差示细胞分析(表1)确证了在淋巴细胞特异的细胞因子存在下淋巴细胞群中细胞产量的扩增。第2周时,淋巴细胞构成了所述细胞中的主要部分(55%)。类似地,第4周时,淋巴细胞群占到了58.7%,与对照相比增长了三倍。因此,添加淋巴因子导致生物反应器中造血细胞向淋巴细胞生成转变。Differential cellular analysis (Table 1) confirmed the expansion of cell yield in the lymphocyte population in the presence of lymphocyte-specific cytokines. Atweek 2, lymphocytes constituted the majority (55%) of the cells. Similarly, atweek 4, the lymphocyte population accounted for 58.7%, a three-fold increase compared to the control. Thus, addition of lymphokines results in a shift from hematopoietic to lymphopoietic cells in the bioreactor.

利用流式细胞记数通过下述CD3,CD4,和CD8抗原的表达分析了T-细胞亚型。在不存在外源生长因子的情况下(图8),培养过程中T淋巴细胞的百分比由新鲜骨髓(第0周)中的25%下降到约10-15%。有趣的是,CD4+辅助与CD8+细胞毒性细胞的比率在培养过程中保持恒定在1.5∶1,这也是在体内骨髓中的正常比率。当外源淋巴细胞特异的细胞因子(IL-2和IL-7)与SCF一起补充到培养基中时,可以观察到优先刺激CD4+T-细胞(图9)。这可以通过下述事实得以解释:已知IL-2刺激辅助T-细胞,其反过来产生细胞因子进一步加强辅助T-细胞群。T-cell subtypes were analyzed by flow cytometry by expression of the CD3, CD4, and CD8 antigens described below. In the absence of exogenous growth factors (Figure 8), the percentage of T lymphocytes decreased from 25% in fresh bone marrow (week 0) to about 10-15% during culture. Interestingly, the ratio of CD4+ helper to CD8+ cytotoxic cells remained constant at 1.5:1 during culture, which is also the normal ratio in bone marrow in vivo. When exogenous lymphocyte-specific cytokines (IL-2 and IL-7) were supplemented into the culture medium together with SCF, preferential stimulation of CD4+ T-cells could be observed (Fig. 9). This can be explained by the fact that IL-2 is known to stimulate helper T-cells, which in turn produce cytokines that further boost the helper T-cell population.

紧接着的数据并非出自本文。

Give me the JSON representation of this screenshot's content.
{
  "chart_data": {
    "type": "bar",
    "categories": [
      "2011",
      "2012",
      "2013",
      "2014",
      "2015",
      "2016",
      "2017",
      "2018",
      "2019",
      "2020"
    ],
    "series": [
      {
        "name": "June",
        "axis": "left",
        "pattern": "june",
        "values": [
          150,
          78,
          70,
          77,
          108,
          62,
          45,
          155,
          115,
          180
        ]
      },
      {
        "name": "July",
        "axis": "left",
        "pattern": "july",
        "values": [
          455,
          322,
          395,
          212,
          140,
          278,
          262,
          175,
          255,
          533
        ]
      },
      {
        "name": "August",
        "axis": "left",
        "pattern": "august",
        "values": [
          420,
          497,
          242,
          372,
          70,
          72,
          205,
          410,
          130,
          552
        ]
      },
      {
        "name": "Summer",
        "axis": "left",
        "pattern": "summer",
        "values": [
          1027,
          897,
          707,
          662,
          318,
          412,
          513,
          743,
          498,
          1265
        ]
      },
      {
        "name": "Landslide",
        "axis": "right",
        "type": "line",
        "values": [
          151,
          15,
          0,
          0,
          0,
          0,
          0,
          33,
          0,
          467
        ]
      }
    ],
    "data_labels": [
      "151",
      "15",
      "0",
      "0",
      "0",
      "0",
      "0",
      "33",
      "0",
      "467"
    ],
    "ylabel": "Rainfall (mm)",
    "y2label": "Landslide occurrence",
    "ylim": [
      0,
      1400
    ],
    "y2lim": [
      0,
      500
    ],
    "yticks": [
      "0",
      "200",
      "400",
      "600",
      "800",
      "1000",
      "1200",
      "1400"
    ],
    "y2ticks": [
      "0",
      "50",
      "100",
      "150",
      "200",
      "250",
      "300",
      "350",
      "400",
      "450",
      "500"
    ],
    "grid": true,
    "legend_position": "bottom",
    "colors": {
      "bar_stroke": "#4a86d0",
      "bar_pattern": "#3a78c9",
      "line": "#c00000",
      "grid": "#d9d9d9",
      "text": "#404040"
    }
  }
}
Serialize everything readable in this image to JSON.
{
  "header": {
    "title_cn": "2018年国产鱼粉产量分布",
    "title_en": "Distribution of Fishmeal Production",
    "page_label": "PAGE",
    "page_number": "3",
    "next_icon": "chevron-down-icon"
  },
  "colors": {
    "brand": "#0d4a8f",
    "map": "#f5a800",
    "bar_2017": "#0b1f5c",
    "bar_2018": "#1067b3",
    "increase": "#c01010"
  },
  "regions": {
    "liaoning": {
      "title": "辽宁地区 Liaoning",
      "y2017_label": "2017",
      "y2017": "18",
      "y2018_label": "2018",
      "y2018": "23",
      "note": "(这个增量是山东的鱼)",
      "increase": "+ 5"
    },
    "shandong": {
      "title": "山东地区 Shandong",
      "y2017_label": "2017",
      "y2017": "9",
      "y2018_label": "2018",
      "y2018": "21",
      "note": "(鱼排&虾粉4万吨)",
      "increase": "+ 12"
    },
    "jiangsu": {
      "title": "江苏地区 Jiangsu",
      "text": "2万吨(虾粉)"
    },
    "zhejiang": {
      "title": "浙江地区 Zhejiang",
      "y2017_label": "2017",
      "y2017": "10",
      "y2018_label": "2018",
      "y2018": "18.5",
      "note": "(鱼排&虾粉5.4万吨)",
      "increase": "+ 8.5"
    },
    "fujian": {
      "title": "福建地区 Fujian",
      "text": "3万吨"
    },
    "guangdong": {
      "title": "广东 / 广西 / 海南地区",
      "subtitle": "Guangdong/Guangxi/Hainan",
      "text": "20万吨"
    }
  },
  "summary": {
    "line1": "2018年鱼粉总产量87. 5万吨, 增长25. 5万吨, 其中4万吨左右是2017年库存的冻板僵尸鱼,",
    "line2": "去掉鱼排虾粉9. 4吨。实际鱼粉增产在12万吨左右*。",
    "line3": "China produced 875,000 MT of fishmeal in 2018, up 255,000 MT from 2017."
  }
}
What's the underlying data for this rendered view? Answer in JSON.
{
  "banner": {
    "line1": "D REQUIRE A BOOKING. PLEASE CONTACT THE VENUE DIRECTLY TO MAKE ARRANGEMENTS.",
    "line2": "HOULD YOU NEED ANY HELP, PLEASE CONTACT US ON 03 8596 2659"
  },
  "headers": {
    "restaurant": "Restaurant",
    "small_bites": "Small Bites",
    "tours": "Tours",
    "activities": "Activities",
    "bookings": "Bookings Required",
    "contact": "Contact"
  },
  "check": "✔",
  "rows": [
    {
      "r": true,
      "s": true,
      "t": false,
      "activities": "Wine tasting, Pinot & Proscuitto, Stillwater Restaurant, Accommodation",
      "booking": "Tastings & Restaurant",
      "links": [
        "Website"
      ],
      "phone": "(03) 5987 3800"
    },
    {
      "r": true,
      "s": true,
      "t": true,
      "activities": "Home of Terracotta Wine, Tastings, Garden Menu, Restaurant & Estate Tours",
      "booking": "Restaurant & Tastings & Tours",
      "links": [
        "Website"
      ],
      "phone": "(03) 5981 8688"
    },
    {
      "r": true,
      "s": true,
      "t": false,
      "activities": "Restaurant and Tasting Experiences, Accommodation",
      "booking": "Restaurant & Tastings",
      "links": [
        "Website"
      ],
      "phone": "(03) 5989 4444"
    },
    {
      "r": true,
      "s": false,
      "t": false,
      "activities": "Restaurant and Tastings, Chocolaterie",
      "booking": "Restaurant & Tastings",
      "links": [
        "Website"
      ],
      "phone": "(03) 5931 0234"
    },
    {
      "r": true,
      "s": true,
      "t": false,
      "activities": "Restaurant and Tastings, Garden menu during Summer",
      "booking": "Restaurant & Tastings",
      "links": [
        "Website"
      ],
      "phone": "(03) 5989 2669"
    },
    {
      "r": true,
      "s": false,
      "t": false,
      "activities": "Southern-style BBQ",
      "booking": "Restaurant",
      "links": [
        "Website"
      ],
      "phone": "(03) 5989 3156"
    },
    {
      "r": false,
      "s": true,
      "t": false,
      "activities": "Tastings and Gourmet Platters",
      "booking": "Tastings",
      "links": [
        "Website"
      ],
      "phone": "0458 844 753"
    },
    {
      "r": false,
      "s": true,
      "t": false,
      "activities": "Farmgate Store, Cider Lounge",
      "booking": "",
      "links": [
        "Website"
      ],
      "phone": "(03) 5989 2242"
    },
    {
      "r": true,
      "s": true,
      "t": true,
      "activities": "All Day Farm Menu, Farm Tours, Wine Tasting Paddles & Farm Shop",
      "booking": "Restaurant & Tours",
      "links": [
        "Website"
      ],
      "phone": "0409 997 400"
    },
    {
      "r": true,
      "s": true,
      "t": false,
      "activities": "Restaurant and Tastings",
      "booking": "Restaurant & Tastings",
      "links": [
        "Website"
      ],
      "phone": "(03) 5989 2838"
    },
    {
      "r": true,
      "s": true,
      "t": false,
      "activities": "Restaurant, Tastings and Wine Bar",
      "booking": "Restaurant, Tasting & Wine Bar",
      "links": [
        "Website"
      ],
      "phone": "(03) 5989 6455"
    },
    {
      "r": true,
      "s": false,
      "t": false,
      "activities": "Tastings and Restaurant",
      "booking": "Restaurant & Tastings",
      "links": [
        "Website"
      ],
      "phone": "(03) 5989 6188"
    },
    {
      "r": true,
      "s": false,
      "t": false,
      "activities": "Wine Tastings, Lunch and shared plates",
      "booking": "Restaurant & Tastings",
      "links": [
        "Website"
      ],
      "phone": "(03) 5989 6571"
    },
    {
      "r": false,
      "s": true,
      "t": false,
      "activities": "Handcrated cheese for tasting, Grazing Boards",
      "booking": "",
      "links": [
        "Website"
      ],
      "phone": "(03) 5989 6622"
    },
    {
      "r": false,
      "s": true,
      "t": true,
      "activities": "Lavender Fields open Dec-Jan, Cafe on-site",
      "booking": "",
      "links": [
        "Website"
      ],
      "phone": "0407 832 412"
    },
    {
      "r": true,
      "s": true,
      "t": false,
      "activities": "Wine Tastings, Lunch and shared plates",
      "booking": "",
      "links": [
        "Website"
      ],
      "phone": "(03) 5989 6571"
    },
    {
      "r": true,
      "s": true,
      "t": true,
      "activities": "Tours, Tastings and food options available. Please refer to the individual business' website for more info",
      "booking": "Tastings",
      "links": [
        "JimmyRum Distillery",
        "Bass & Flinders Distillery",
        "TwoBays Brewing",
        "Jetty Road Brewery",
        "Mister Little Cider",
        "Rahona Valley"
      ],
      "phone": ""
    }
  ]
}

研究了T-细胞受体(TCR)亚型。已知T-细胞在其表面表达两种TCR亚型,TCRαβ和TCRγδ。大多数的T-细胞表达αβTCR。图10示出在不存在生长因子时大多数的T细胞(95%)在其表面表达TCRαβ。当SCF,IL-2,和IL-7添加到培养基中时,T淋巴细胞膨胀和/或表达αβTCR,相反,表达γδTCR的T细胞不受刺激。T-cell receptor (TCR) subtypes were studied. T-cells are known to express two TCR subtypes, TCRαβ and TCRγδ, on their surface. Most T-cells express the αβ TCR. Figure 10 shows that the majority of T cells (95%) express TCRαβ on their surface in the absence of growth factors. When SCF, IL-2, and IL-7 were added to the culture medium, T lymphocytes expanded and/or expressed αβTCR, whereas T cells expressing γδTCR were not stimulated.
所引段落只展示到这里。